Dec 30, 2003 01:35
I really love Bryan so much. I cant believe this wonderful,handsome,amazing man loves me this much.
I love every time he:
*Calls me "baby" just b/c
*Looks into my eyes
*Kisses me when I least expect it
*Says " just cuddle and hold me Em"
*Understands my jokes
*Smacks my ass
*Tells me I am beautiful at my worst moments
*Plays games with me, enjoys anything we do together
*Makes love to me
*Plays with my hair, smells my hair, and says I smell good
*Chases me around the house trying to tickle me
*Works hard to support me
*Shows his true colors, if you dont like him, then he doesnt care
*How stubborn he is , just like me
*He is very open communication wise
I just really got to thinking about him tonight. What made me think this was this:
Why do I care why Ryan cheated on me?
I am in love now with Bryan thats all that matters, right?
Wrong- my heart and head are total commited to Bryan. I no longer love Ryan in any way,shape or form. Why does this question yank at my heart?

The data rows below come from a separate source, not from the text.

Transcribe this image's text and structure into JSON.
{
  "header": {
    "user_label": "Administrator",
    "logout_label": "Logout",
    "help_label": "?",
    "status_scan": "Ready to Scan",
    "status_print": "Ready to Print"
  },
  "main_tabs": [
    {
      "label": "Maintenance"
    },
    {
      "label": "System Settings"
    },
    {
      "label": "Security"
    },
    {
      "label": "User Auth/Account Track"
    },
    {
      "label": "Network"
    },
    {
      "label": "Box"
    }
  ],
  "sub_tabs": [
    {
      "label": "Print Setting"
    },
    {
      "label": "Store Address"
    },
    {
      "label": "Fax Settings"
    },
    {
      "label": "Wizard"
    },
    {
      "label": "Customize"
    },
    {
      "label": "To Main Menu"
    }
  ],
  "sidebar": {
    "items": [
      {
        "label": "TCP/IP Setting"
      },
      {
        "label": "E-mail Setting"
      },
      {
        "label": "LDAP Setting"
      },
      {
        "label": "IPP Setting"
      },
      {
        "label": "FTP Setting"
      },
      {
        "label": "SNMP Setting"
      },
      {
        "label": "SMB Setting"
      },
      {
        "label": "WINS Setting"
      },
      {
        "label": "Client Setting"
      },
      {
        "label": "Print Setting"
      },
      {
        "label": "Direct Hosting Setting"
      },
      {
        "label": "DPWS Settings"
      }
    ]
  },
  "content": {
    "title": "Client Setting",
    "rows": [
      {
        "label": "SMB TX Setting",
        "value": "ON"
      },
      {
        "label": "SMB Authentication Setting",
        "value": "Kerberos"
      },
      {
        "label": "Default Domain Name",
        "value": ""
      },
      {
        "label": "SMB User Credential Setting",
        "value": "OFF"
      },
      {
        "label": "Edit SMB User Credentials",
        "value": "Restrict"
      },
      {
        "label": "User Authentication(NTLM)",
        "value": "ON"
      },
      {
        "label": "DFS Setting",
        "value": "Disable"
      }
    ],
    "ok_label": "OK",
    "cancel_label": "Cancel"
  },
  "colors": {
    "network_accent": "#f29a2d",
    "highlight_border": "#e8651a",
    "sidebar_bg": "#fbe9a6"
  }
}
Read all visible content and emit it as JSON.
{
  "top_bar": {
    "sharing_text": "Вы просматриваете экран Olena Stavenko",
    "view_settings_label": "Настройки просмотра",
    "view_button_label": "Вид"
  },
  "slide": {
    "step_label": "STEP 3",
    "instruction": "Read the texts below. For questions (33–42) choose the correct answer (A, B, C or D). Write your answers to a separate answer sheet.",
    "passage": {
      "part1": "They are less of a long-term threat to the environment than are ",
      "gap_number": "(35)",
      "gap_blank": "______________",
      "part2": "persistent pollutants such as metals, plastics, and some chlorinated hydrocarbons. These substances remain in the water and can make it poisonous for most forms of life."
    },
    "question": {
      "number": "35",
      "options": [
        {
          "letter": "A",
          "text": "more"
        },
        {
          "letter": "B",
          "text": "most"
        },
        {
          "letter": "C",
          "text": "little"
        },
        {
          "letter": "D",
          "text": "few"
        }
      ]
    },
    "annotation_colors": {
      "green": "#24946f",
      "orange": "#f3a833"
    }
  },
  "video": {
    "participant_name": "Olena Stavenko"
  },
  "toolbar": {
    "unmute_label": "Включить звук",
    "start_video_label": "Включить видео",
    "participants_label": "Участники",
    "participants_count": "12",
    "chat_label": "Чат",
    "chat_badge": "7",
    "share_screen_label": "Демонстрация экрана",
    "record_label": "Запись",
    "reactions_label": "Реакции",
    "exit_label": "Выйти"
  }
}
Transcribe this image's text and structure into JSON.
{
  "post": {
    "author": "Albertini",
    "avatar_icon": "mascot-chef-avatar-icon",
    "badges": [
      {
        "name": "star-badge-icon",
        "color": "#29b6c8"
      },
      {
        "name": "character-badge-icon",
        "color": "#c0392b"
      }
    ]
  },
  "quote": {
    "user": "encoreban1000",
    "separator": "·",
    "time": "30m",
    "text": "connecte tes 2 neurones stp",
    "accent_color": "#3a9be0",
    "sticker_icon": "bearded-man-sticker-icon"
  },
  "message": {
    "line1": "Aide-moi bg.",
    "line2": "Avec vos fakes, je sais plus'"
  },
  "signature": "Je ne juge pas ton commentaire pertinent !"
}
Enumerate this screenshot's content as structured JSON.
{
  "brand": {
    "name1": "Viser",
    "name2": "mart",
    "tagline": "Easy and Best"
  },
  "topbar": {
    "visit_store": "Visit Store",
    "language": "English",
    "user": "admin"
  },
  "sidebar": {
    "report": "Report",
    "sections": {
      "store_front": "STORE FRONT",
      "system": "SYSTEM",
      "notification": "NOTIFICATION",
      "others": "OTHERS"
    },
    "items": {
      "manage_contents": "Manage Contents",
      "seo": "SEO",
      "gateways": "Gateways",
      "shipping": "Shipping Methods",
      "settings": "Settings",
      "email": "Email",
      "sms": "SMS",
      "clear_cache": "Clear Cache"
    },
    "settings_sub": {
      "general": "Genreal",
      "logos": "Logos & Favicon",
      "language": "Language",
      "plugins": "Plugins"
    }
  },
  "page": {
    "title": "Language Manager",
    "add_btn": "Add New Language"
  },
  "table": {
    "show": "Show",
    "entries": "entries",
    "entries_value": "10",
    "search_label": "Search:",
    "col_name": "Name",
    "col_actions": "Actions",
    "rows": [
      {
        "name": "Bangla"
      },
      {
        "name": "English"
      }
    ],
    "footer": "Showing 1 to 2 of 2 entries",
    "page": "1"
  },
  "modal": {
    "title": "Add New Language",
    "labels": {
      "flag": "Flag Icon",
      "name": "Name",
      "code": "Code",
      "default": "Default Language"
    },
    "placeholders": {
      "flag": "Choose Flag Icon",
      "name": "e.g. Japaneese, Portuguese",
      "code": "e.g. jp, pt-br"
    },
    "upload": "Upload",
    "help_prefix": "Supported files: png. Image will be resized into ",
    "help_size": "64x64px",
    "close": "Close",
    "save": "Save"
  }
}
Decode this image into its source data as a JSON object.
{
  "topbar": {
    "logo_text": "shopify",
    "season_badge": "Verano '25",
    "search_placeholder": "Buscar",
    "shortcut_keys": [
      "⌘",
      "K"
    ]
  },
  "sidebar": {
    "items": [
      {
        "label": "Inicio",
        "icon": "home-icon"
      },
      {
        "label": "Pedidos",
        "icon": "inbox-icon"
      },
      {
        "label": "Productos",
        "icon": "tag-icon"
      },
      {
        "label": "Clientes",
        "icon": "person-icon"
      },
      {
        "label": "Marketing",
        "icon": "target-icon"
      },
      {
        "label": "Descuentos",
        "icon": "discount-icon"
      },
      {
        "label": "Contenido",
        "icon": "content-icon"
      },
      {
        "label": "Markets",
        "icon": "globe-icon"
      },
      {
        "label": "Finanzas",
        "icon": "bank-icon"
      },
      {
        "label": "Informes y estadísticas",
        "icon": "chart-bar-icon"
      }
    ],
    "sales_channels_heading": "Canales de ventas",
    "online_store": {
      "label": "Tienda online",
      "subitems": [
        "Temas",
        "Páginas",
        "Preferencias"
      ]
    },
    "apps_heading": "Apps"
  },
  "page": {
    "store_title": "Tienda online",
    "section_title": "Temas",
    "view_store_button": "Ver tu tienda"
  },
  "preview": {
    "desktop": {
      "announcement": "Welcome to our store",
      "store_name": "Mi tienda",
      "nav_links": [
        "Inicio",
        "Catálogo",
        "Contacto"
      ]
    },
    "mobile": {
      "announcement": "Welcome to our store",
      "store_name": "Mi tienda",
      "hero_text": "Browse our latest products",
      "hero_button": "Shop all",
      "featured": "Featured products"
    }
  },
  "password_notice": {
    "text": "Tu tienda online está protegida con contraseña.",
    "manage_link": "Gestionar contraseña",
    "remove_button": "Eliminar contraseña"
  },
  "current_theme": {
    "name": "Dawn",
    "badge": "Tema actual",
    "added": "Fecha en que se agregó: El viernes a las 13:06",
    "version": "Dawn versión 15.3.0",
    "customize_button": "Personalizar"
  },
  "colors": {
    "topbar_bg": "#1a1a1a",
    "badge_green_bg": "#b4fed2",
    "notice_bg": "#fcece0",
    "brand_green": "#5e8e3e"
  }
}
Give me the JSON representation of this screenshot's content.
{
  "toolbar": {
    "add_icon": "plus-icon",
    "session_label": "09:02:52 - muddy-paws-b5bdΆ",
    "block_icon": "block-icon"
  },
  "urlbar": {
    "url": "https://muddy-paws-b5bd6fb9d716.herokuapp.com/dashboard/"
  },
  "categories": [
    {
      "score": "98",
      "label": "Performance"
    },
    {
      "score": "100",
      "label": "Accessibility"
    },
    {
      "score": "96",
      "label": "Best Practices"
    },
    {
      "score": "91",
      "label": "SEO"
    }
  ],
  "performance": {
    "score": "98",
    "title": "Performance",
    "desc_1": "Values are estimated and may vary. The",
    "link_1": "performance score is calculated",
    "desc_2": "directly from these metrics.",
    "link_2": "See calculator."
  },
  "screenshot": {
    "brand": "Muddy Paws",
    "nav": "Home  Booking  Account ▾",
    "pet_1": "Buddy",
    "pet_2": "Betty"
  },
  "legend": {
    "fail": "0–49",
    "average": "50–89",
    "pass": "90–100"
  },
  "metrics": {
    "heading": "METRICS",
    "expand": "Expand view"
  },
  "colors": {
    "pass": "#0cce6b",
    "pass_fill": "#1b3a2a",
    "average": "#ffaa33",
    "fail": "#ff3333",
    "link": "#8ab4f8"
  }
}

Maybe because at one point I did love Ryan, maybe because not knowing why a person would treat me this way confuses me?
I dont know a lot of things in my life right now. I do know a couple of things.
-Who I know, know loves me, and where I am RIGHT NOW in life-
With that being said, thank you all for commenting,cheering me up, and supporting me. It truly means the world to me.